同时土壤和野生动物被德stroyed, the global population is expanding and demand for food is increasing. It has been estimated that to feed the 3 billion expected extra people in 2050, will require an area about印度大小的两倍。为避免扩展到处女荒野并保护宝贵的碳汇和珍贵的野生动物栖息地，我们必须看看治疗现有农田的方法。
阐明了这一点three important layers of - farm, culture and ecology- whole system thinking was applied to bring all the complexities of the site into an integrated and coherent whole.
The development of the future farm’s detailed masterplan was informed by research into every aspect of the land, culture and farm activities, such as water tables, flood cycles, native plants, harvesting methods, cultural history and the habits of migratory birds. All of these factors informed the final layout of the farm.
To give some examples of the factors that influenced the design:
One migratory bird species needed a minimum of 1.6 hectares so the wetland plan included islands of this size.
Invasive species like stoats, weasels and rats had gotten out of hand, eating the eggs of burrowing birds and threatening the ecological balance. One mechanism to address this was to include steeper foraging slopes providing certain species with a safer lookout.
If the land is a canvas, then its undercoat is the 600,000 trees which were planted as the foundation for the farm’s journey of restoration. The natural vegetation of the region is temperate rainforest, but as the farm operation developed most of the trees were cut down. To facilitate the scale of afforestation, the original plan encouraged incentivizing local Maori people to collect seeds from local forests, which would then be propagated in a nursery and sold back to the farm. Now that the restoration of the farm has been completed, the Maori's access to the land has been expanded for harvesting, fishing and other traditional activities.
Before 1300, there were no significant mammal populations in New Zealand. This allowed indigenous birds and reptile life to thrive. The arrival of humans, first the Maori and later the Europeans, led to invasive species and habitat destruction, meaning many species became extinct, particularly ground-dwelling creatures such as the moa which had not evolved to defend against the influx of predatory stoats, weasels and rats.
遭受的一只遭受的动物是Tuatara蜥蜴（Sphenodon Punctatus），一个古老的爬行动物超过2亿多年。Tuatara的自然栖息地现在被限制在32个外群岛，在新西兰大陆发现野生种群。促成了朴纳拉的衰落的两个关键威胁是波利尼西亚大鼠的掠夺（rattus exulans) which feeds on reptile’s eggs as well as a very special relationship that tuatara have with certain species of sea-birds.

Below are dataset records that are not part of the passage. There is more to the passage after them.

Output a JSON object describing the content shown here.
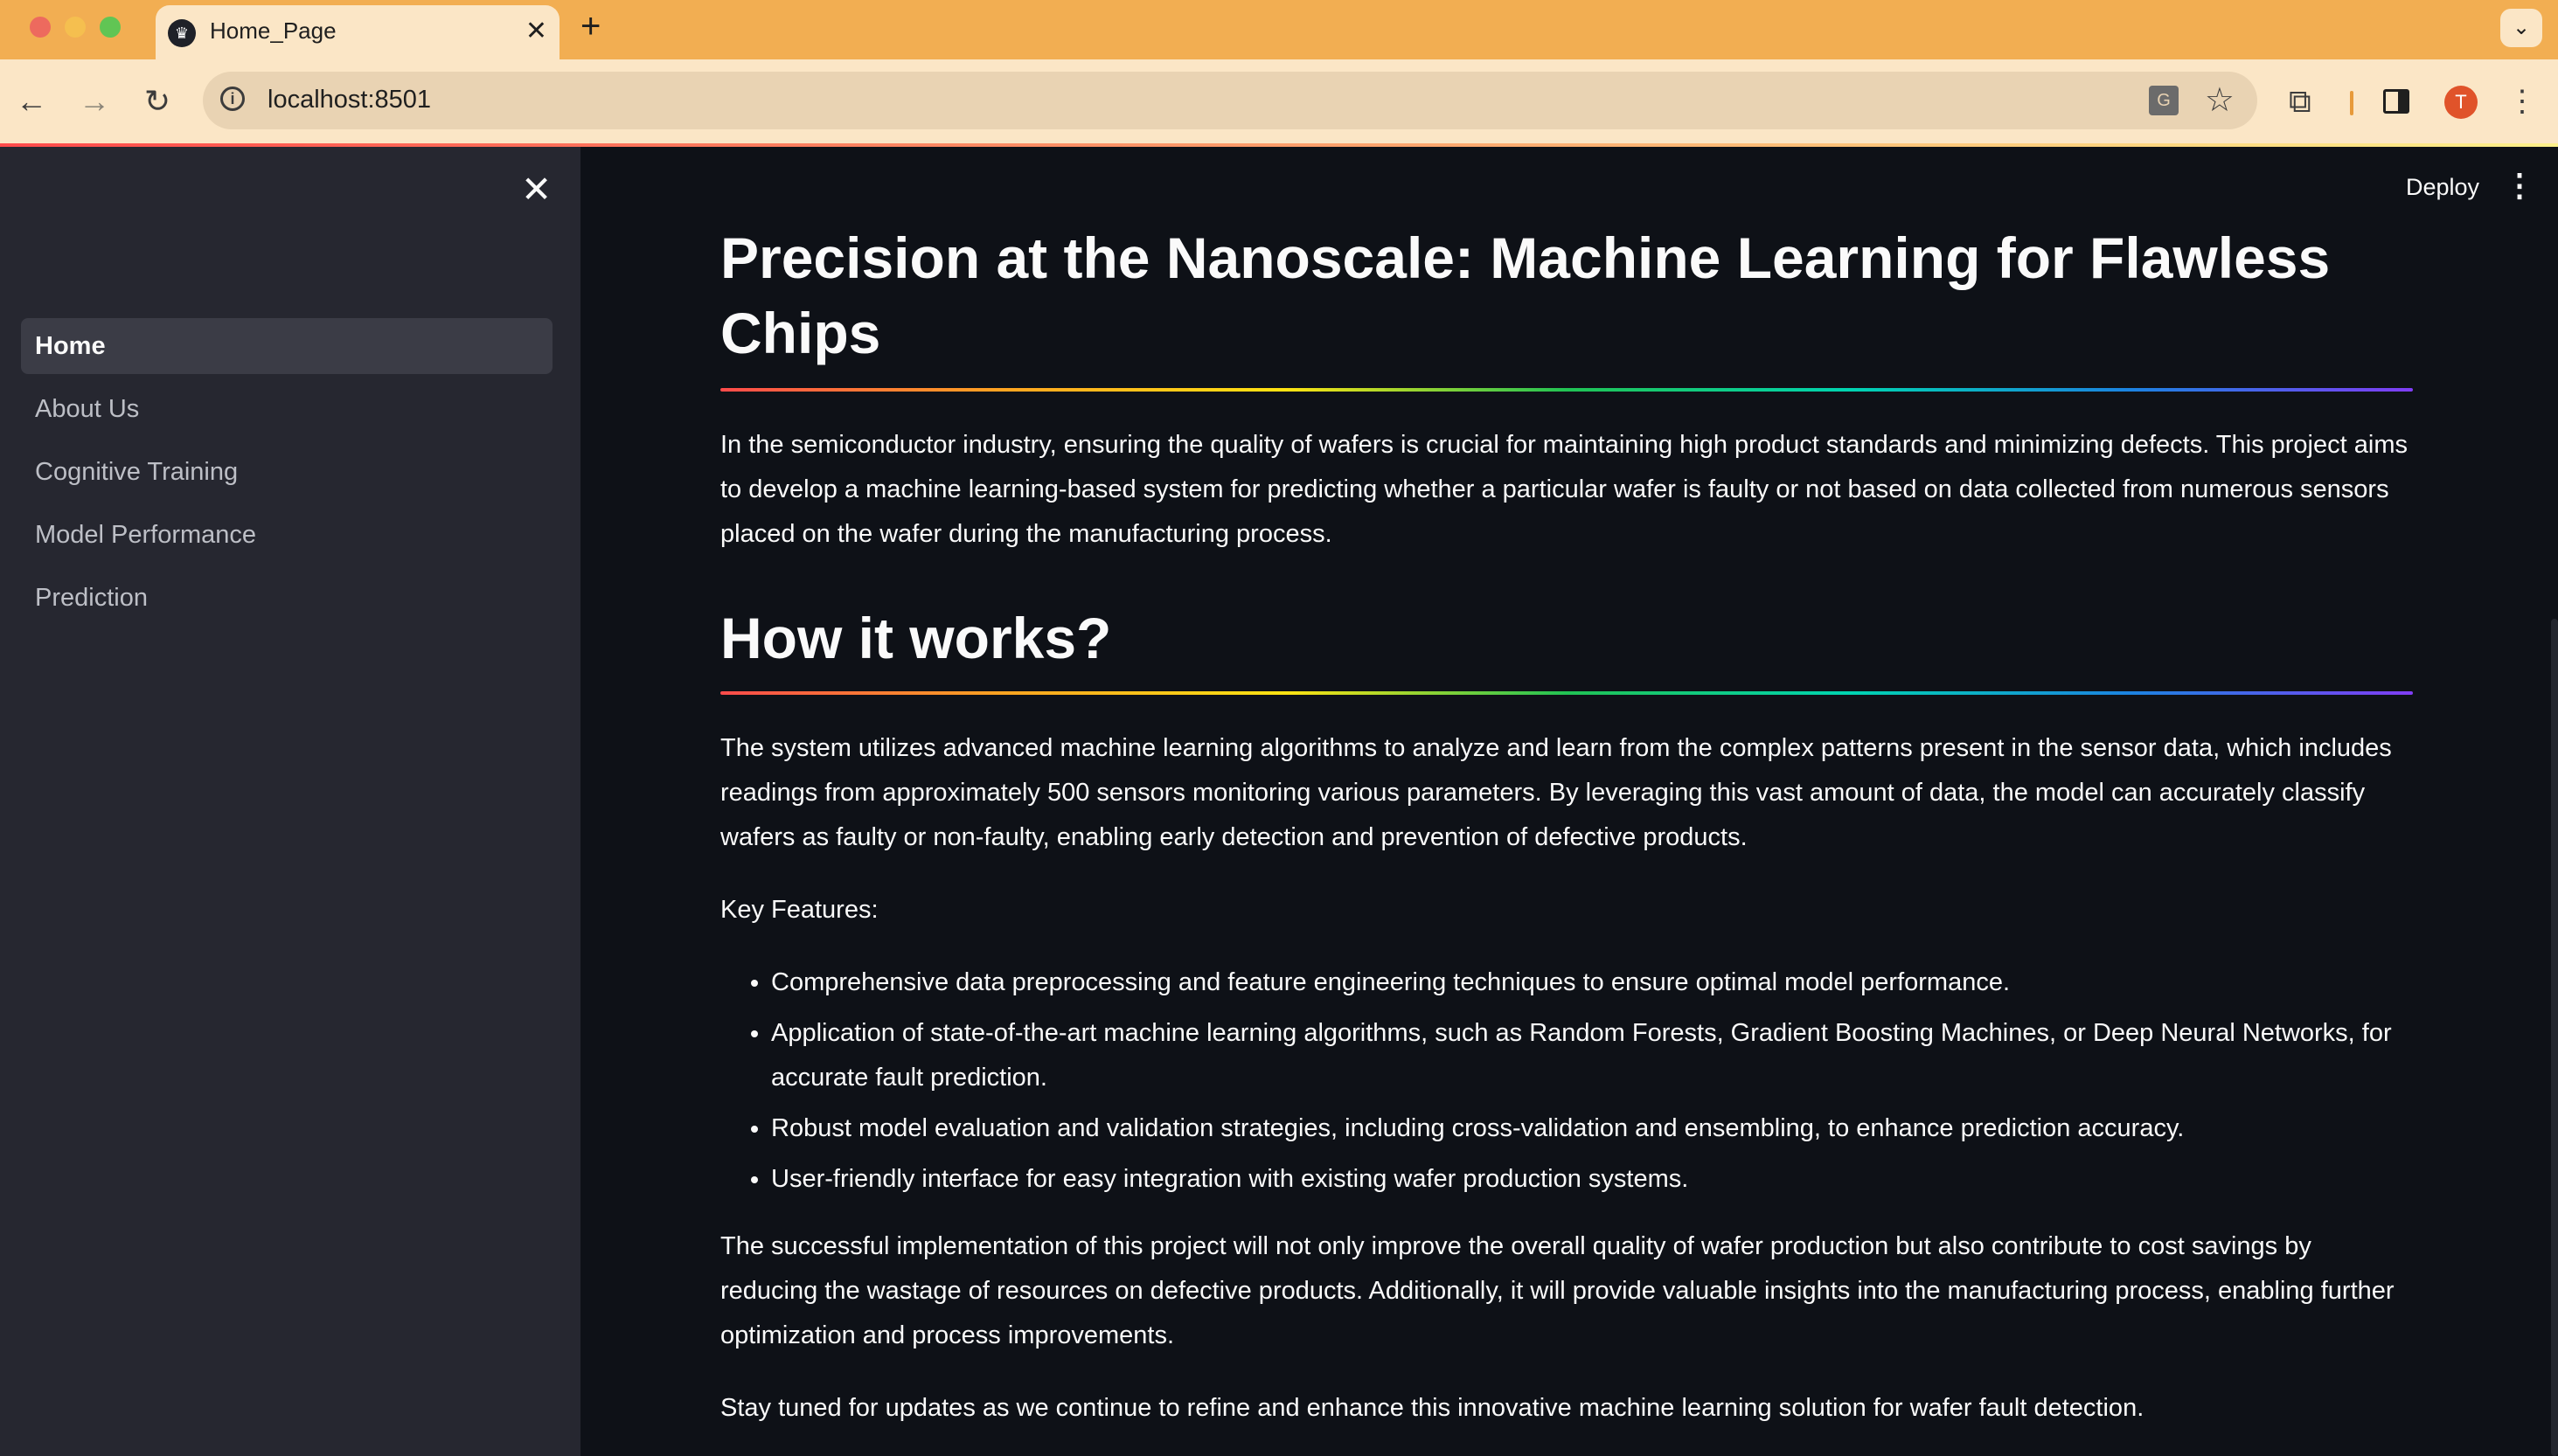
{
  "browser": {
    "tab_title": "Home_Page",
    "tab_favicon": "streamlit-crown-icon",
    "new_tab_label": "+",
    "url": "localhost:8501",
    "avatar_initial": "T"
  },
  "sidebar": {
    "items": [
      {
        "label": "Home",
        "active": true
      },
      {
        "label": "About Us",
        "active": false
      },
      {
        "label": "Cognitive Training",
        "active": false
      },
      {
        "label": "Model Performance",
        "active": false
      },
      {
        "label": "Prediction",
        "active": false
      }
    ]
  },
  "header": {
    "deploy_label": "Deploy"
  },
  "main": {
    "title": "Precision at the Nanoscale: Machine Learning for Flawless Chips",
    "intro": "In the semiconductor industry, ensuring the quality of wafers is crucial for maintaining high product standards and minimizing defects. This project aims to develop a machine learning-based system for predicting whether a particular wafer is faulty or not based on data collected from numerous sensors placed on the wafer during the manufacturing process.",
    "how_title": "How it works?",
    "how_text": "The system utilizes advanced machine learning algorithms to analyze and learn from the complex patterns present in the sensor data, which includes readings from approximately 500 sensors monitoring various parameters. By leveraging this vast amount of data, the model can accurately classify wafers as faulty or non-faulty, enabling early detection and prevention of defective products.",
    "features_label": "Key Features:",
    "features": [
      "Comprehensive data preprocessing and feature engineering techniques to ensure optimal model performance.",
      "Application of state-of-the-art machine learning algorithms, such as Random Forests, Gradient Boosting Machines, or Deep Neural Networks, for accurate fault prediction.",
      "Robust model evaluation and validation strategies, including cross-validation and ensembling, to enhance prediction accuracy.",
      "User-friendly interface for easy integration with existing wafer production systems."
    ],
    "outcome": "The successful implementation of this project will not only improve the overall quality of wafer production but also contribute to cost savings by reducing the wastage of resources on defective products. Additionally, it will provide valuable insights into the manufacturing process, enabling further optimization and process improvements.",
    "closing": "Stay tuned for updates as we continue to refine and enhance this innovative machine learning solution for wafer fault detection."
  },
  "colors": {
    "tabbar": "#f2ae52",
    "toolbar": "#fbe6c6",
    "sidebar": "#262730",
    "main_bg": "#0e1117",
    "text": "#fafafa"
  }
}
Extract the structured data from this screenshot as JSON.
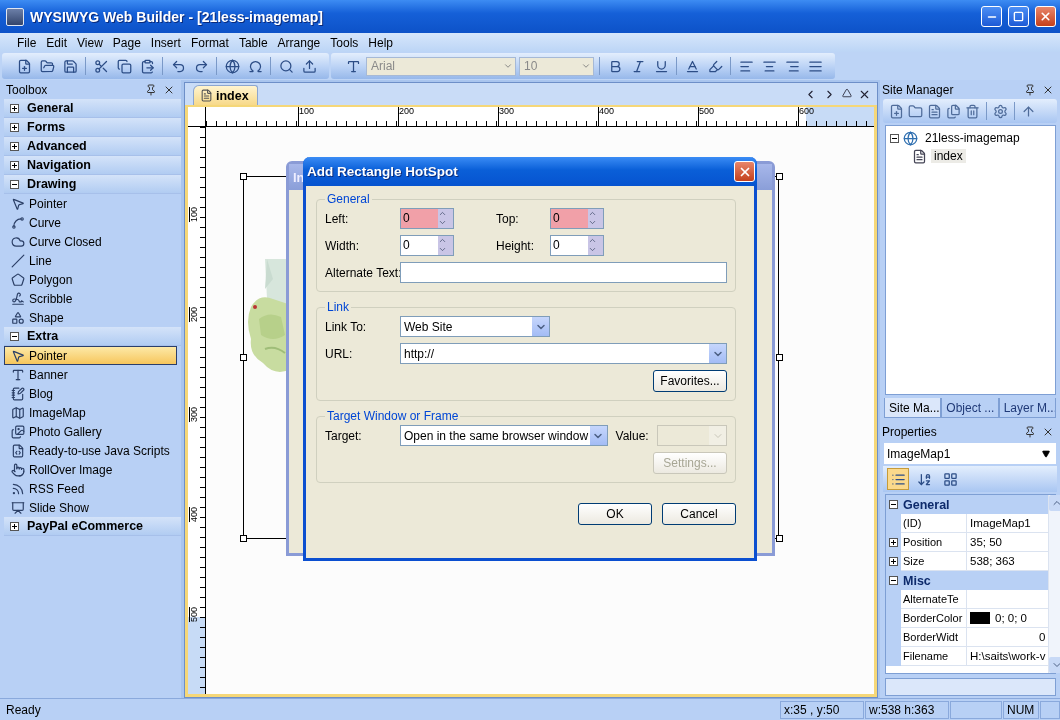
{
  "window": {
    "title": "WYSIWYG Web Builder - [21less-imagemap]"
  },
  "menu": [
    "File",
    "Edit",
    "View",
    "Page",
    "Insert",
    "Format",
    "Table",
    "Arrange",
    "Tools",
    "Help"
  ],
  "toolbar": {
    "font": "Arial",
    "size": "10"
  },
  "toolbox": {
    "title": "Toolbox",
    "groups": [
      {
        "label": "General",
        "expanded": false
      },
      {
        "label": "Forms",
        "expanded": false
      },
      {
        "label": "Advanced",
        "expanded": false
      },
      {
        "label": "Navigation",
        "expanded": false
      },
      {
        "label": "Drawing",
        "expanded": true,
        "items": [
          {
            "label": "Pointer",
            "kind": "pointer",
            "selected": false
          },
          {
            "label": "Curve",
            "kind": "curve",
            "selected": false
          },
          {
            "label": "Curve Closed",
            "kind": "closed",
            "selected": false
          },
          {
            "label": "Line",
            "kind": "line",
            "selected": false
          },
          {
            "label": "Polygon",
            "kind": "polygon",
            "selected": false
          },
          {
            "label": "Scribble",
            "kind": "scribble",
            "selected": false
          },
          {
            "label": "Shape",
            "kind": "shape",
            "selected": false
          }
        ]
      },
      {
        "label": "Extra",
        "expanded": true,
        "items": [
          {
            "label": "Pointer",
            "kind": "pointer",
            "selected": true
          },
          {
            "label": "Banner",
            "kind": "banner",
            "selected": false
          },
          {
            "label": "Blog",
            "kind": "blog",
            "selected": false
          },
          {
            "label": "ImageMap",
            "kind": "imagemap",
            "selected": false
          },
          {
            "label": "Photo Gallery",
            "kind": "gallery",
            "selected": false
          },
          {
            "label": "Ready-to-use Java Scripts",
            "kind": "scripts",
            "selected": false
          },
          {
            "label": "RollOver Image",
            "kind": "rollover",
            "selected": false
          },
          {
            "label": "RSS Feed",
            "kind": "rss",
            "selected": false
          },
          {
            "label": "Slide Show",
            "kind": "slideshow",
            "selected": false
          }
        ]
      },
      {
        "label": "PayPal eCommerce",
        "expanded": false
      }
    ]
  },
  "document": {
    "tab": "index",
    "ruler": {
      "horizontal": [
        "100",
        "200",
        "300",
        "400",
        "500",
        "600"
      ],
      "vertical": [
        "100",
        "200",
        "300",
        "400",
        "500"
      ]
    },
    "background_dialog": {
      "title": "In"
    },
    "dialog": {
      "title": "Add Rectangle HotSpot",
      "general": {
        "legend": "General",
        "left": {
          "label": "Left:",
          "value": "0",
          "invalid": true
        },
        "top": {
          "label": "Top:",
          "value": "0",
          "invalid": true
        },
        "width": {
          "label": "Width:",
          "value": "0",
          "invalid": false
        },
        "height": {
          "label": "Height:",
          "value": "0",
          "invalid": false
        },
        "alternate_text": {
          "label": "Alternate Text:"
        }
      },
      "link": {
        "legend": "Link",
        "link_to": {
          "label": "Link To:",
          "value": "Web Site"
        },
        "url": {
          "label": "URL:",
          "value": "http://"
        },
        "favorites": "Favorites..."
      },
      "target": {
        "legend": "Target Window or Frame",
        "target": {
          "label": "Target:",
          "value": "Open in the same browser window"
        },
        "value": {
          "label": "Value:",
          "disabled": true
        },
        "settings": {
          "label": "Settings...",
          "disabled": true
        }
      },
      "buttons": [
        "OK",
        "Cancel"
      ]
    }
  },
  "site_manager": {
    "title": "Site Manager",
    "tree": [
      {
        "label": "21less-imagemap",
        "expanded": true,
        "selected": false,
        "children": [
          {
            "label": "index",
            "selected": true
          }
        ]
      }
    ],
    "tabs": [
      {
        "label": "Site Ma...",
        "selected": true
      },
      {
        "label": "Object ...",
        "selected": false
      },
      {
        "label": "Layer M...",
        "selected": false
      }
    ]
  },
  "properties": {
    "title": "Properties",
    "object": "ImageMap1",
    "view_modes": [
      {
        "kind": "categorized",
        "selected": true
      },
      {
        "kind": "alphabetical",
        "selected": false
      },
      {
        "kind": "pages",
        "selected": false
      }
    ],
    "rows": [
      {
        "kind": "category",
        "label": "General",
        "expanded": true
      },
      {
        "kind": "property",
        "name": "(ID)",
        "value": "ImageMap1"
      },
      {
        "kind": "property",
        "name": "Position",
        "value": "35; 50",
        "expanded": false
      },
      {
        "kind": "property",
        "name": "Size",
        "value": "538; 363",
        "expanded": false
      },
      {
        "kind": "category",
        "label": "Misc",
        "expanded": true
      },
      {
        "kind": "property",
        "name": "AlternateTe"
      },
      {
        "kind": "property",
        "name": "BorderColor",
        "value": "0; 0; 0",
        "color": "#000000"
      },
      {
        "kind": "number",
        "name": "BorderWidt",
        "value": "0"
      },
      {
        "kind": "property",
        "name": "Filename",
        "value": "H:\\saits\\work-v"
      }
    ]
  },
  "status_bar": {
    "message": "Ready",
    "position": "x:35 , y:50",
    "size": "w:538 h:363",
    "num": "NUM"
  }
}
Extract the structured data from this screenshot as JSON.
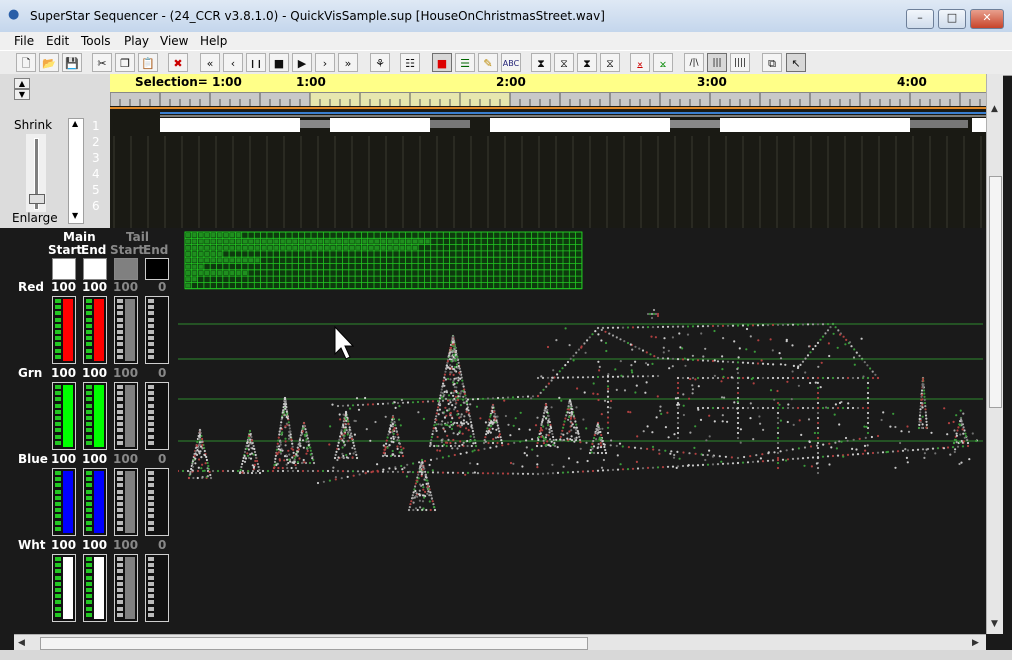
{
  "window": {
    "title": "SuperStar Sequencer - (24_CCR v3.8.1.0) - QuickVisSample.sup [HouseOnChristmasStreet.wav]",
    "minimize": "–",
    "maximize": "□",
    "close": "✕"
  },
  "menu": [
    "File",
    "Edit",
    "Tools",
    "Play",
    "View",
    "Help"
  ],
  "toolbar": [
    {
      "name": "new-icon",
      "glyph": "🗋"
    },
    {
      "name": "open-icon",
      "glyph": "📂"
    },
    {
      "name": "save-icon",
      "glyph": "💾"
    },
    {
      "name": "cut-icon",
      "glyph": "✂"
    },
    {
      "name": "copy-icon",
      "glyph": "❐"
    },
    {
      "name": "paste-icon",
      "glyph": "📋"
    },
    {
      "name": "delete-icon",
      "glyph": "✖"
    },
    {
      "name": "rewind-icon",
      "glyph": "«"
    },
    {
      "name": "step-back-icon",
      "glyph": "‹"
    },
    {
      "name": "pause-icon",
      "glyph": "❙❙"
    },
    {
      "name": "stop-icon",
      "glyph": "■"
    },
    {
      "name": "play-icon",
      "glyph": "▶"
    },
    {
      "name": "step-forward-icon",
      "glyph": "›"
    },
    {
      "name": "fast-forward-icon",
      "glyph": "»"
    },
    {
      "name": "camera-icon",
      "glyph": "⚘"
    },
    {
      "name": "clapper-icon",
      "glyph": "☷"
    },
    {
      "name": "color-select-icon",
      "glyph": "■"
    },
    {
      "name": "palette-icon",
      "glyph": "☰"
    },
    {
      "name": "pencil-icon",
      "glyph": "✎"
    },
    {
      "name": "text-effect-icon",
      "glyph": "ABC"
    },
    {
      "name": "morph-icon-1",
      "glyph": "⧗"
    },
    {
      "name": "morph-icon-2",
      "glyph": "⧖"
    },
    {
      "name": "morph-icon-3",
      "glyph": "⧗"
    },
    {
      "name": "morph-icon-4",
      "glyph": "⧖"
    },
    {
      "name": "ramp-up-icon",
      "glyph": "⨱"
    },
    {
      "name": "ramp-down-icon",
      "glyph": "⨲"
    },
    {
      "name": "spin-icon",
      "glyph": "/|\\"
    },
    {
      "name": "grid-3-icon",
      "glyph": "|||"
    },
    {
      "name": "grid-4-icon",
      "glyph": "||||"
    },
    {
      "name": "window-icon",
      "glyph": "⧉"
    },
    {
      "name": "pointer-icon",
      "glyph": "↖"
    }
  ],
  "zoom": {
    "shrink": "Shrink",
    "enlarge": "Enlarge"
  },
  "channels": [
    "1",
    "2",
    "3",
    "4",
    "5",
    "6"
  ],
  "timeline": {
    "selection": "Selection= 1:00",
    "marks": [
      "1:00",
      "2:00",
      "3:00",
      "4:00"
    ]
  },
  "intensity": {
    "main": "Main",
    "tail": "Tail",
    "start": "Start",
    "end": "End",
    "rows": [
      {
        "label": "Red",
        "main_start": "100",
        "main_end": "100",
        "tail_start": "100",
        "tail_end": "0",
        "color": "#ff0000"
      },
      {
        "label": "Grn",
        "main_start": "100",
        "main_end": "100",
        "tail_start": "100",
        "tail_end": "0",
        "color": "#00ff00"
      },
      {
        "label": "Blue",
        "main_start": "100",
        "main_end": "100",
        "tail_start": "100",
        "tail_end": "0",
        "color": "#0000ff"
      },
      {
        "label": "Wht",
        "main_start": "100",
        "main_end": "100",
        "tail_start": "100",
        "tail_end": "0",
        "color": "#ffffff"
      }
    ]
  },
  "colors": {
    "guide": "#2e8b2e",
    "grid": "#22c822"
  }
}
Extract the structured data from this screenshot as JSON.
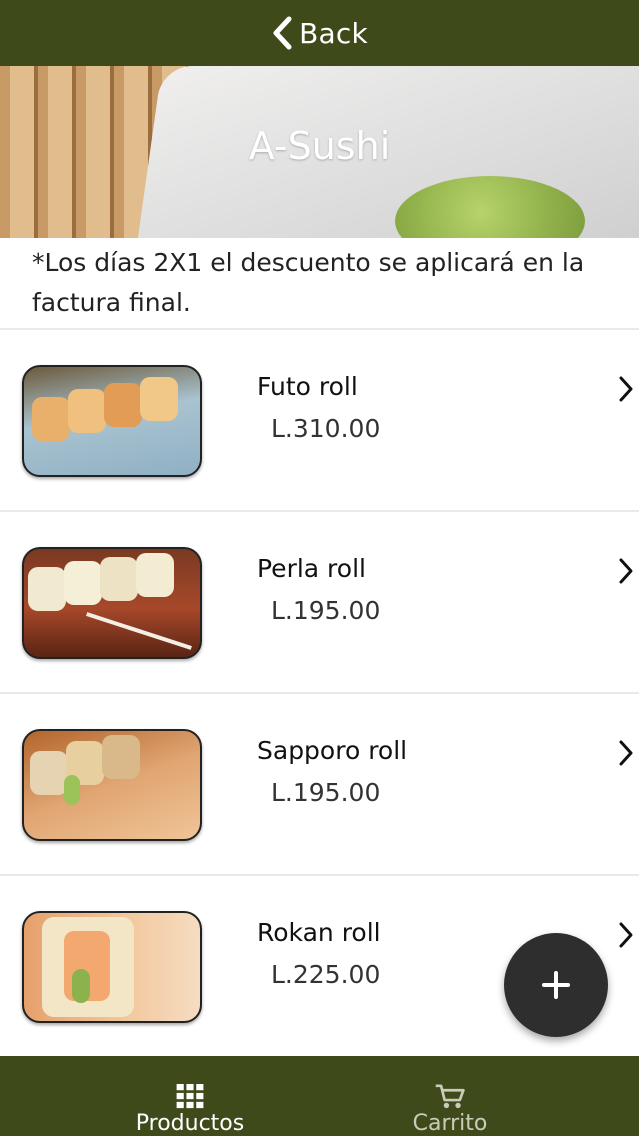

大蜥蜴茁壮成长,他们依靠共生with certain sea-bird species – two types of petrel and one type of shearwater, none of which had been seen on the shore for 100 years. The tuatara co-exist with these birds as they can re-use the bird’s burrows for their own nests, as well as acquire food in the form of an occasional egg, and by eating the insects that feed on the bird’s guano.
To provide a suitable habitat for the tuatara, a corner of the farm was fenced off that contained 80,000 trees and a steep cliff edge. To encourage the sea-birds to return, a solar-powered speaker was set up on the cliff, that each night broadcast the sounds of sea-birds, so that a colony was soon established. After a number of years of forest growth and at least three nesting cycles, the New Zealand Wildlife Authority and local Maori conservation group, decided that the enclosure was a suitable habitat to maximise the chance of successful breeding and in 2012 sixty-five tuatara adults were introduced into the enclosure. Shortly after the first tuatara eggs were successfully hatched.
将图坦拉释放到Orongo Station Land上的决定是对成功转变为该地区最富有，最富有的生物多样性生态人的成功转型的肯定。为了恢复由工业农业摧毁的世界各地的广阔土地，更多的农民和土地所有者需要遵循Orongo在食品，文化和生态学中提供丰富的榜样。